5. Don’t stack your plates in the middle of the table. It’s an etiquette thing. Having said that, if you’re willing to stack them, perhaps you’re willing to wash them?… I’ll point you in the direction of the kitchen.

6. Don’t move your glass when I’m pouring water (or wine, depending on the glass) into it. I know you think you’re helping, but since I’m not psychic, and the water is already pouring out of the jug toward your glass, why would you choose that moment to move the glass toward me?

7. My name isn’t “Waitress”, please don’t call me that. This is an entirely new phenomenon. I never encountered it when I was working as a waitress years ago, but since recently starting again, the number of people who have said things like, “Thank you Waitress” or “Can I have the fish, Waitress” is astounding. I’m not my job. I have a name, and if you’d like to use it, I’m happy to give it to you… Do you go collect the mail and say “Thank you Postman”, or do you go to your accountant and say “Please do my tax return, Accountant”? No – of course you don’t. So stop doing it to waitresses…

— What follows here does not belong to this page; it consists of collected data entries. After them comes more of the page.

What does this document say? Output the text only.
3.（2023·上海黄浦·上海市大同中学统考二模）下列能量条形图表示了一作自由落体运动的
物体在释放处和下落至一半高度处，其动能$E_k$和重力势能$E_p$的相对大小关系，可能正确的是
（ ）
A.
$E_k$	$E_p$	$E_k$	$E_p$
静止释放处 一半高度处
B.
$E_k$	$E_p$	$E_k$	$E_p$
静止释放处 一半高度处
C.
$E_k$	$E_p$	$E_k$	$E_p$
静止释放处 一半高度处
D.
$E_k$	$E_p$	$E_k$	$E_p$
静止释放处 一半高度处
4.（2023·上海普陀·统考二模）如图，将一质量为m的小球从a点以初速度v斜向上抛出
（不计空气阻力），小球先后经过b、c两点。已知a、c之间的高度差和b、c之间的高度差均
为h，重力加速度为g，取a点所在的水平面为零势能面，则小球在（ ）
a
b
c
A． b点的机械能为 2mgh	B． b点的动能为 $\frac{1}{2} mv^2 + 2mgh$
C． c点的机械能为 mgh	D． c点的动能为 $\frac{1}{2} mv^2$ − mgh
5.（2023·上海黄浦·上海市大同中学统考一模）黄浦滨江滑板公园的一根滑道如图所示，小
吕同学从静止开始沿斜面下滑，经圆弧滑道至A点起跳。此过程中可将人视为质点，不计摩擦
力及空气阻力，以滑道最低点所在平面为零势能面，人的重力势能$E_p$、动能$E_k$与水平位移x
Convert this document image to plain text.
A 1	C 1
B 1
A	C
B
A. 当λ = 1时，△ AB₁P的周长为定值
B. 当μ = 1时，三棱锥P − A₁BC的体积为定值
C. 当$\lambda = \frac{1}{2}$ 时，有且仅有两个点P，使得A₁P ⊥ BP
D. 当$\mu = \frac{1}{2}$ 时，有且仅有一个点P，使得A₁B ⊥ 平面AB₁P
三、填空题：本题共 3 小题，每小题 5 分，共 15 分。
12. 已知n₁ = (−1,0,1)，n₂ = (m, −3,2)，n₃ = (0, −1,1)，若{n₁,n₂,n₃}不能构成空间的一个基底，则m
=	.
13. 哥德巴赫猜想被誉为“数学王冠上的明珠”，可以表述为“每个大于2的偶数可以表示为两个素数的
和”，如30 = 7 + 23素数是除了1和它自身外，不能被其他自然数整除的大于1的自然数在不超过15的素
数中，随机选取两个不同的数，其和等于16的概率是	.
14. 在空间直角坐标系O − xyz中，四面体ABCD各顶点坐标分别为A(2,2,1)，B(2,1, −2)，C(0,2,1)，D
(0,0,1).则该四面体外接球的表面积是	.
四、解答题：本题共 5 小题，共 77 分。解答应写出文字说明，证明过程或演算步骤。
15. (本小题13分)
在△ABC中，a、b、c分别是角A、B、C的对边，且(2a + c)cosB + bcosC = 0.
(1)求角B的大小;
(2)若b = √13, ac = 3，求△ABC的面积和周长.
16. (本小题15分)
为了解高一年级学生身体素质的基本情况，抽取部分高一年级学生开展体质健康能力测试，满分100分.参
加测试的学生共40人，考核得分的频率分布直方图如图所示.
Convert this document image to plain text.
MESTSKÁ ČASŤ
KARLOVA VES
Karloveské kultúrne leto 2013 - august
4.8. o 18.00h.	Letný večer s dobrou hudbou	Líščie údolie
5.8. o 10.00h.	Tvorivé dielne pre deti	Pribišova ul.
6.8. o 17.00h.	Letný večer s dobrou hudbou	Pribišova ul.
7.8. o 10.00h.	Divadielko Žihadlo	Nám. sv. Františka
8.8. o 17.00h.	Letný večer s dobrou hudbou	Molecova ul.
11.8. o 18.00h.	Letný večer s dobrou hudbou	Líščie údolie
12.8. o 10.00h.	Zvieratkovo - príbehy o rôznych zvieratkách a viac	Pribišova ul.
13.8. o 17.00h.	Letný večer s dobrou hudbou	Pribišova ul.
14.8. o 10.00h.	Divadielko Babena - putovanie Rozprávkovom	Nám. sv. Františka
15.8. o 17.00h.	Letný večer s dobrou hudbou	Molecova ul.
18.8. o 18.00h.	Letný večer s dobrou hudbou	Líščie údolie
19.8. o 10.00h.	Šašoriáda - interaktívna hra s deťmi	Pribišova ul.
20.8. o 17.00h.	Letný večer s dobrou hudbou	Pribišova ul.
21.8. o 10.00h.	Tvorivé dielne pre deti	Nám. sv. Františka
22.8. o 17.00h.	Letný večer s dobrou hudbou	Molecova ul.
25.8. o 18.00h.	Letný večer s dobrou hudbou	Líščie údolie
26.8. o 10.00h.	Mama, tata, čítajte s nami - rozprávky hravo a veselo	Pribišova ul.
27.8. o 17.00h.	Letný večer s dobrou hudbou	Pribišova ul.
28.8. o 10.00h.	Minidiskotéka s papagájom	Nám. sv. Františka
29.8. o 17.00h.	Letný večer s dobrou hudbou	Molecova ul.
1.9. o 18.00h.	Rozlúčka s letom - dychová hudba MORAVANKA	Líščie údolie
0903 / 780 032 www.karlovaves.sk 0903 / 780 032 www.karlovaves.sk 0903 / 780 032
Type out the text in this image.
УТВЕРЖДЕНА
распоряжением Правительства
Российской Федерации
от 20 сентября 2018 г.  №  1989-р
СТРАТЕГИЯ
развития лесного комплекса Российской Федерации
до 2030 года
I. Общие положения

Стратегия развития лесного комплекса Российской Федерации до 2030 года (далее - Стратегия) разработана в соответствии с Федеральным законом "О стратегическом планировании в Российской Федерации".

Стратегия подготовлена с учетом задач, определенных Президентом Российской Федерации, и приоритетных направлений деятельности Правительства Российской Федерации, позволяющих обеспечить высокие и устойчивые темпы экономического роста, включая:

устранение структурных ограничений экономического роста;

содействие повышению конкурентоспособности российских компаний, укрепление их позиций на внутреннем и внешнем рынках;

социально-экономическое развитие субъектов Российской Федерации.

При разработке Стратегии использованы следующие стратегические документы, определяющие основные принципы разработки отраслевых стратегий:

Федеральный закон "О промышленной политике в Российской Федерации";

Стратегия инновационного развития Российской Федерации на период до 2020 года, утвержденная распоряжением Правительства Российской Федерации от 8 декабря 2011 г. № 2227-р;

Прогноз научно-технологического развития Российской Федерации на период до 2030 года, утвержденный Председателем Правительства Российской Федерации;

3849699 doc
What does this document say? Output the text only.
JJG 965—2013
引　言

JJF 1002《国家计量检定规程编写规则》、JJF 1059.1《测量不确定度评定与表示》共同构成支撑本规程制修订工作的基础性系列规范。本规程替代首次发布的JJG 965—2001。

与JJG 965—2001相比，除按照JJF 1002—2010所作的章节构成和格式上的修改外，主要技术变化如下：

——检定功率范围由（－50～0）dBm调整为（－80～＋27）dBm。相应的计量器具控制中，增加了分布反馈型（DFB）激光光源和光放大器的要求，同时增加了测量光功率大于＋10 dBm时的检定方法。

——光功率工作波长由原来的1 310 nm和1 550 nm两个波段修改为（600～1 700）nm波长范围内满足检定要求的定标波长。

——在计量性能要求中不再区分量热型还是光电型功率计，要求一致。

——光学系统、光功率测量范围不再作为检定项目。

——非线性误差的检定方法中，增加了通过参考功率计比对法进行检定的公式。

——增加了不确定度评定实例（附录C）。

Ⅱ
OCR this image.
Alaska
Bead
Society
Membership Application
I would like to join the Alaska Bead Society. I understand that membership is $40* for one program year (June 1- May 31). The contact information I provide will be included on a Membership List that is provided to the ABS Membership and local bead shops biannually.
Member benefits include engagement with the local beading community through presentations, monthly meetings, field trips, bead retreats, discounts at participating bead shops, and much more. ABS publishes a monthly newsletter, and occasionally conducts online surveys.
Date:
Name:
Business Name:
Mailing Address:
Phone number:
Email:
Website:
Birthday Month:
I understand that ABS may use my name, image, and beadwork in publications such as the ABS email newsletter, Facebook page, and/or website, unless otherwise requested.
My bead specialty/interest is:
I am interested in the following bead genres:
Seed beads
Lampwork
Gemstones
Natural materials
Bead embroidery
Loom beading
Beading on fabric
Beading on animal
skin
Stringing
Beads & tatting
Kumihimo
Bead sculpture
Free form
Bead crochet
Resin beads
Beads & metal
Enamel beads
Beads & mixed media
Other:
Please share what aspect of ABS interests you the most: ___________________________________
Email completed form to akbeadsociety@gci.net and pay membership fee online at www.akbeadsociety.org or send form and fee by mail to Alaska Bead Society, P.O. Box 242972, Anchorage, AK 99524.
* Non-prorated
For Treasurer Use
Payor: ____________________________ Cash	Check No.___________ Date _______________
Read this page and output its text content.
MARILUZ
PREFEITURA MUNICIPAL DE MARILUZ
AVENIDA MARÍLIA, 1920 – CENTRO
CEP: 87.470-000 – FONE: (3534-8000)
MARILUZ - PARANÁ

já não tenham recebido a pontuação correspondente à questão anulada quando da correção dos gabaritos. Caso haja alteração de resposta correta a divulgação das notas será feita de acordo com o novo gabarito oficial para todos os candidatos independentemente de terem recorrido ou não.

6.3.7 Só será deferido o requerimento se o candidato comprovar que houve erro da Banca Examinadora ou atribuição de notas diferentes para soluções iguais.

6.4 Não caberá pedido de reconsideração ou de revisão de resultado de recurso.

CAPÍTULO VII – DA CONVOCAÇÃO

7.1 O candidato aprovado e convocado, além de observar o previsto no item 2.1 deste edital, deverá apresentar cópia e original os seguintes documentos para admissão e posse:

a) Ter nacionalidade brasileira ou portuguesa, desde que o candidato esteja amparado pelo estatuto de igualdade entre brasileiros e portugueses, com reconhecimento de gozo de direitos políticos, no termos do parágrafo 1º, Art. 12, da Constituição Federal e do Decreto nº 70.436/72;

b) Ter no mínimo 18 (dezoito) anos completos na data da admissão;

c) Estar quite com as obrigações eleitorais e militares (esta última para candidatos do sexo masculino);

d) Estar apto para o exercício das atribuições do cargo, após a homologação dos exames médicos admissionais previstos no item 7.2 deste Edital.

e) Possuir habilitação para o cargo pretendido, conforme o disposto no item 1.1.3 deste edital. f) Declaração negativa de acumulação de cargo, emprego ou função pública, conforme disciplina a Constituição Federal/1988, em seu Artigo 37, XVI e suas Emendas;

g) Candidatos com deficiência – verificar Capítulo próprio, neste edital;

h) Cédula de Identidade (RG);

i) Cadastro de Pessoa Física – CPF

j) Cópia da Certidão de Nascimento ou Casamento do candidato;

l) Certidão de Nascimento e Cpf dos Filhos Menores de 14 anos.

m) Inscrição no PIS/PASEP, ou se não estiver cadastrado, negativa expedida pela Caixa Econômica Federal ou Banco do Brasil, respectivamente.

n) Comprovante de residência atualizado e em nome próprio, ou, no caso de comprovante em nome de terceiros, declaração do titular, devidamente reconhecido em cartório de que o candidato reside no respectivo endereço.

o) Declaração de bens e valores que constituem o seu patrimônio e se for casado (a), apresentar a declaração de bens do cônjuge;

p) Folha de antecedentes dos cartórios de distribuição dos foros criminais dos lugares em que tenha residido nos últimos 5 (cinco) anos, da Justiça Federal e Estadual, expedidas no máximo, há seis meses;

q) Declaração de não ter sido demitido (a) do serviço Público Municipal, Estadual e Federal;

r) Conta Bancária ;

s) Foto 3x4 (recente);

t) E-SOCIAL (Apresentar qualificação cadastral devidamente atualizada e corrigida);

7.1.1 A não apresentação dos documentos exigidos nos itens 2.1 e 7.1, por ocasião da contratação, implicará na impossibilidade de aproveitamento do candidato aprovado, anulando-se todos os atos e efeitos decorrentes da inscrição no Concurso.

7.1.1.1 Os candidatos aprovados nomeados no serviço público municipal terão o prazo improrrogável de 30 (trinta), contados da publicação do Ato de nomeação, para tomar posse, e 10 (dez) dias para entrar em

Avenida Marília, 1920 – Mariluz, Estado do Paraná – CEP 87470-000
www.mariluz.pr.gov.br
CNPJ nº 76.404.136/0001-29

8. Don’t give me a hard time when you call up at 10pm on Friday night, trying to book a table for Saturday night, and I tell you we’re fully booked. WHAT WERE YOU THINKING? Don’t give me some sob story about “it’s your anniversary, you had your first date at this restaurant, blah blah blah”. If the event meant that much to you, you would’ve booked earlier, like everyone else. Stop busting my balls.

9. Don’t walk into the restaurant and instantly use the Managers name because it makes you seem important, might get you a better table or service, or might wangle you a table when none is available. Do you know how many people use his name? We know you’re not his friend, we know he probably served you once or twice before and that’s it. We also know (and you don’t) that he probably has NO IDEA who you are – but he’s better at faking being nice then we are (thus he is the manager and we are not!). When you use his name, we think you’re a wanker.

10. Do not ever tip me 40c just to round your credit card total off. It’s so disgustingly rude. Do you know what that means? – it means you think it’s what I’m worth. So many people do it without thinking about how it’s going to make the person who spent the last four hours of their life pandering to your whims, wishes and fancies feel. I don’t mind if you don’t tip me if it’s not worth it – that’s honest. I love it when you do tip because you think it’s worth it (which happens surprisingly often), but do not ever treat me as if 40c is an appropriate, civilised or polite tip to give, it’s insensitive, thoughtless and rude.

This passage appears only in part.